Path Following Method for Curved Waterways Based on Electronic Navigational Charts
摘要
This paper addresses the challenges of trajectory tracking accuracy and adaptive control for vessels navigating curved waterways by proposing an integrated approach combining a digital twin environment derived from Electronic Navigational Charts (ENCs) and a curvature-adaptive Model Predictive Control. First, a high-precision digital twin model of the waterway is constructed through the extraction, filtering, and fusion of multi-source static elements (e.g., shorelines, depth contours, and navigation marks) from S-57 ENCs, establishing an environmental perception foundation for autonomous navigation.
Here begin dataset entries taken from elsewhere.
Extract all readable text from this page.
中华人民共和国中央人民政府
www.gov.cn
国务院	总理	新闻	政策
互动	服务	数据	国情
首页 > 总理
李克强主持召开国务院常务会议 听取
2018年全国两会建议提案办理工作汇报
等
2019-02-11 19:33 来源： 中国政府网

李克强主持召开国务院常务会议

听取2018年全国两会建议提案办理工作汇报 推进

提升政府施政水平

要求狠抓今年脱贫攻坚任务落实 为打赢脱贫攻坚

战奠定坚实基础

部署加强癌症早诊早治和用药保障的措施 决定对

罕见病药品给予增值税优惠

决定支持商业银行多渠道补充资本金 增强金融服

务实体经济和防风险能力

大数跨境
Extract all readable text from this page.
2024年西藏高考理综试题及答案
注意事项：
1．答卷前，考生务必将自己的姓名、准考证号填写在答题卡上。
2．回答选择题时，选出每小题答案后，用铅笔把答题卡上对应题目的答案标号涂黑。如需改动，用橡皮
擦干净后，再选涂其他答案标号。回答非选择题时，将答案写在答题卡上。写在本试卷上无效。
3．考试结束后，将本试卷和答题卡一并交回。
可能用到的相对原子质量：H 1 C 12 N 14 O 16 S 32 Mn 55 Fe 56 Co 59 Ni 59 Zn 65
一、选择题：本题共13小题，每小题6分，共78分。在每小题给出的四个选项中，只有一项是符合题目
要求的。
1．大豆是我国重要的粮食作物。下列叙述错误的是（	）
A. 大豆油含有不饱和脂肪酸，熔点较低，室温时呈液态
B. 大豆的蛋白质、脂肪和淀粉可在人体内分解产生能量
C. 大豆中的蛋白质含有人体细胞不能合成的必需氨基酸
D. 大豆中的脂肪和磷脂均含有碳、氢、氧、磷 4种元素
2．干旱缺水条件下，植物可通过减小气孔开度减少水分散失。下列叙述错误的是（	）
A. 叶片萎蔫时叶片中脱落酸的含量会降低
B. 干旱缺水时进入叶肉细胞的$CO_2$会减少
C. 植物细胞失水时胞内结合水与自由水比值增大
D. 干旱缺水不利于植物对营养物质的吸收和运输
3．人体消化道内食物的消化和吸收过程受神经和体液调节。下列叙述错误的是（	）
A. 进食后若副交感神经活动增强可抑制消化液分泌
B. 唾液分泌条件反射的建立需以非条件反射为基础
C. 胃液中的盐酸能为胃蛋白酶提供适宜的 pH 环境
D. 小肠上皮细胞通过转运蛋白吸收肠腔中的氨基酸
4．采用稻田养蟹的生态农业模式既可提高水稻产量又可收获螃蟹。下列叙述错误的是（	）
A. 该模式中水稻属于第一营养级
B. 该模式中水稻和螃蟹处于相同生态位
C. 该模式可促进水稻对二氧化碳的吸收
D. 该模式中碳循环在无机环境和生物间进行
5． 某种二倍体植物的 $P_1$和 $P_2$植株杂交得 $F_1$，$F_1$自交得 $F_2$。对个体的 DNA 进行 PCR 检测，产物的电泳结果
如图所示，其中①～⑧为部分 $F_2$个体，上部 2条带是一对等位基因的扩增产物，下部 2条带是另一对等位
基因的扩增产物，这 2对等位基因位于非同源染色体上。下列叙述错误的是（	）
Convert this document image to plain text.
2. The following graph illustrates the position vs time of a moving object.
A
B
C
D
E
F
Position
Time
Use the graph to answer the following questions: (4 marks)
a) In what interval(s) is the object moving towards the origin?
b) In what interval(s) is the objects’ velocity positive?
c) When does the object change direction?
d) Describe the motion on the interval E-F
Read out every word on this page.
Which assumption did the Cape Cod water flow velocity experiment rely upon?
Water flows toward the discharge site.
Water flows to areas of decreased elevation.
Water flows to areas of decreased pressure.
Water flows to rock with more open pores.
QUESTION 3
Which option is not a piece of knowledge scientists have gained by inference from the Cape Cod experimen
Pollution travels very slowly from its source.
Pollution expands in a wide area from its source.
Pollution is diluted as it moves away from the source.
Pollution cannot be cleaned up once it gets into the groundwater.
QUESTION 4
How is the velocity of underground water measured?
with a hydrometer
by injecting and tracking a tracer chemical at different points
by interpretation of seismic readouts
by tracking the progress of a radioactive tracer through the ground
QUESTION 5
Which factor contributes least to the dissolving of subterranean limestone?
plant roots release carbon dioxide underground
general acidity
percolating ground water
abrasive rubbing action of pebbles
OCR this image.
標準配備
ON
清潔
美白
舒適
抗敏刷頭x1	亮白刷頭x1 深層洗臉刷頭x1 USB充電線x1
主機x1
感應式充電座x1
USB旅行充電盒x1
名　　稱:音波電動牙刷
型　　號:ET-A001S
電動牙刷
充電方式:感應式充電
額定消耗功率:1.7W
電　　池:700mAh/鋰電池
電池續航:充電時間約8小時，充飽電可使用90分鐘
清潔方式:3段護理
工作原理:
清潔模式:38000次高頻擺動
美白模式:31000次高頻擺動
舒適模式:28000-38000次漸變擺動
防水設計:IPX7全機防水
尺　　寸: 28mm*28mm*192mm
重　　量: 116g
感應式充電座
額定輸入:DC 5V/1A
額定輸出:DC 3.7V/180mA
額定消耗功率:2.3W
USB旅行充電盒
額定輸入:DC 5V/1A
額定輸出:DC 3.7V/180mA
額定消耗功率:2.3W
Subsequently, to overcome the limitations of conventional Line-of-Sight (LOS) guidance—such as fixed look-ahead distances and neglect of vessel dynamics in curved waterways—a curvature-adaptive dynamic LOS algorithm is developed. This algorithm dynamically adjusts the look-ahead distance by coupling real-time vessel speed with local waterway curvature. Furthermore, an adaptive PID control strategy is integrated to update the model and optimise heading control based on real-time vessel response data, thereby enhancing adaptability to time-varying dynamics and unknown disturbances. Experimental results demonstrate that the proposed method achieves superior tracking accuracy and robustness in curved waterway scenarios.